In Canada, we still have 95% of the population being susceptible. So clearly our first wave was not driven down by reducing that number. It was driven down by public health interventions that mimicked depressed susceptibility, i.e. many people were rendered “uninfectable” through mask wearing and social distancing.
So if those public health investments were to wane, the true susceptibility of our population would once again assert itself, the predator virus would once more find purchase in the form of ripe victims, and that red curve would once more climb toward a new peak.
So Is This Inevitable?
I think that given the nature of school openings, the cold weather, the fact that businesses must remain open, and the fact of the existence of idiots protesting the need for public health measures, it is highly likely we will see the start of a new wave of COVID this coming Fall.
What is not inevitable is that the size of that wave has to be large enough to disrupt our lives.
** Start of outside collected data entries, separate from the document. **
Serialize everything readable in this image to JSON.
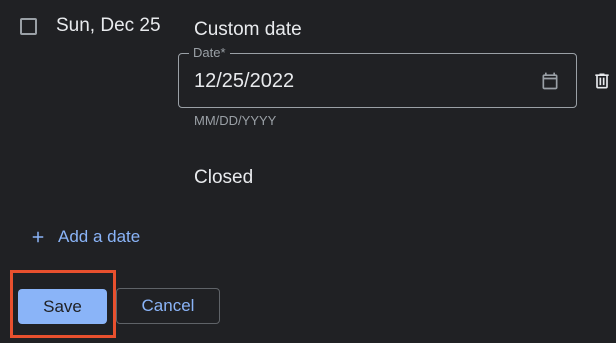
{
  "row": {
    "day_label": "Sun, Dec 25",
    "checked": false,
    "custom_date_label": "Custom date",
    "date_field": {
      "label": "Date*",
      "value": "12/25/2022",
      "helper": "MM/DD/YYYY"
    },
    "status_label": "Closed"
  },
  "add_date": {
    "label": "Add a date"
  },
  "actions": {
    "save_label": "Save",
    "cancel_label": "Cancel"
  },
  "icons": {
    "calendar": "calendar-icon",
    "trash": "trash-icon",
    "plus": "plus-icon",
    "checkbox": "checkbox-empty"
  },
  "colors": {
    "background": "#202124",
    "text": "#e8eaed",
    "muted": "#9aa0a6",
    "accent": "#8ab4f8",
    "highlight": "#e8502e"
  }
}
By this I mean that there is still a strong role to play in mask-wearing, general hygiene, and distancing. If enough people continue to do these things, we stand a very good chance of keeping that second peak to a very low height indeed.
So stay vigilant, friends. How this disease unfolds is 100% dependent on our actions. This is a good thing. It means our fate is in our own hands. We can choose to get through this with minimal pain. Let’s make good choices.